Il y a des moments de vie rectilignes, organisés, séquencés, directs et presque prévisibles. Où on pourrait croire que la planification suffit pour que ce que l’on a prévu advienne. Créant chez nous l’illusion que l’on a une puissance infinie, que la réalité se réduit à une alternance peu poétique entre oui et non, entre juste et faux, entre vrai et imaginé. Et puis tout à coup, sans prévenir, sans alertes qui nous auraient permis de nous préparer, la lumière baisse, la netteté environnante, perdue de vue car routinière, s’enfuit. Le flou s’installe et l’histoire n’est plus si sûre. Plusieurs histoires deviennent possibles. Entre dystopies et contes à mourir debout, les échos se mêlent rendant les discours rassurants… inquiétants, les menaces inutiles, les plans comptables déprimants. Tout se réduirait à ce qui se compte ? Il n’y aurait que deux histoires possibles ?
Le premier confinement m’a amené, comme beaucoup, à une expérience d’écriture quotidienne, les carnets du jour d’après, qui ont facilité la mise à distance de ce vécu. Mais peut-être surtout la conscience de l’importance des histoires humaines dans ce déluge de données comptables mortifères. Nombreux ont été les rédacteurs de livrets et autres journaux ; mais cette période a été aussi le signe de l’importance de cette dimension créative dans nos vies chronométrées et normées. Comme un souffle d’air frais enfin possible.

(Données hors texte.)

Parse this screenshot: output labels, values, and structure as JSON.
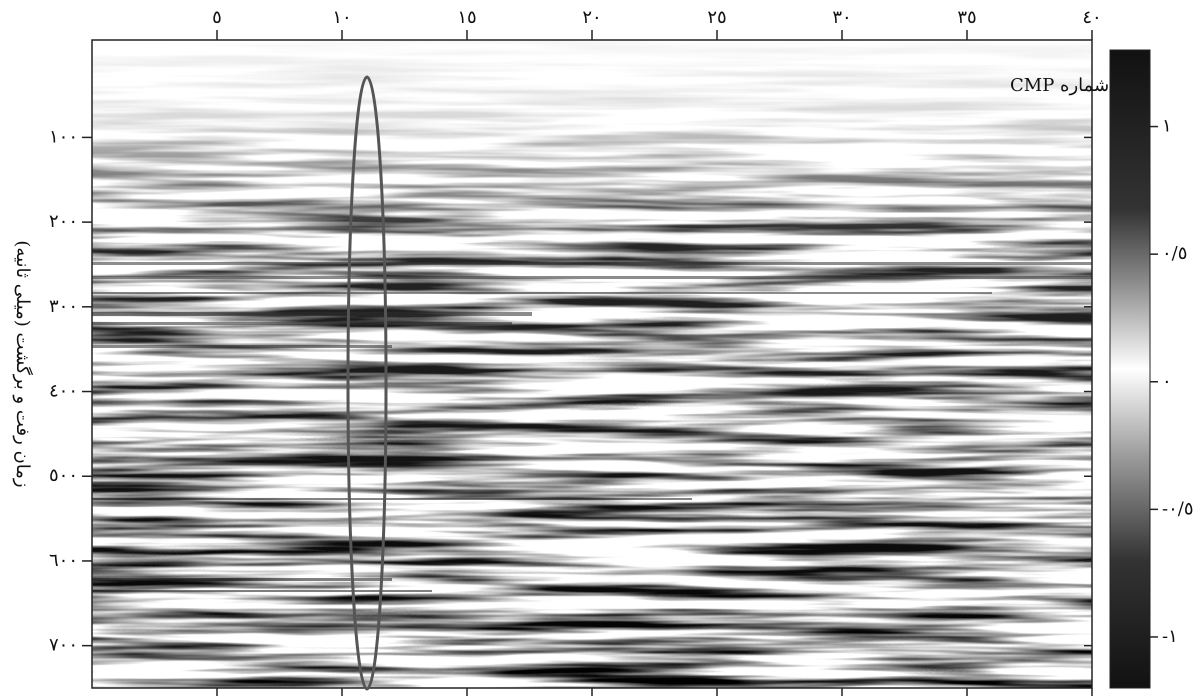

Car dans ce moment particulier, on peut osciller entre colère et lassitude, agacement et agitation. On en comprend les raisons. Cela nous touche aussi car les injustices sont encore plus criantes. Et nous avons des lieux, des temps et des actes pour dire que nous ne sommes pas résignés. Mais on peut ne pas vouloir uniquement se rallier à la colère ambiante qui fait du ressentiment et de l’envie d’en découdre un mantra à succès. On peut aussi détester le réductionnisme ambiant à un ensemble de données comptables qui rythment notre quotidien : indicateurs, données, ratios, objectifs. Tout n’est que chiffres et je peux penser librement que tout ce qui se compte n’est pas nécessairement ce qui compte, pour moi, pour nous tous. Alors si la recherche rassurante de boucs-émissaires, si la construction de courbes probabilistes ne me font pas rêver, mais si je n’aime pas non plus cautionner la formule facile « après moi le déluge », on peut trouver d’autres voies. Je peux créer un lieu d’expression qui ne s’adresse à personne en particulier mais qui donne la possibilité de faire vivre des idées, des créations. Les miennes ; elles rythment mon temps et ont de l’importance, même si je les ai rarement partagées. Mais d’autres aussi, créateurs et artistes en tous genres, amis proches ou inconnus appréciés. Faire partager, ouvrir, sortir des environnements règlementés….Et puis peut-être, par la magie des hasards et des jeux de dés, inciter à des rencontres voire à des créations collectives. L’avenir est à construire. Même si, sur ce site et dans mon monde d’aujourd’hui, ici, le temps va à pied selon la formule du poète Joseph Delteil.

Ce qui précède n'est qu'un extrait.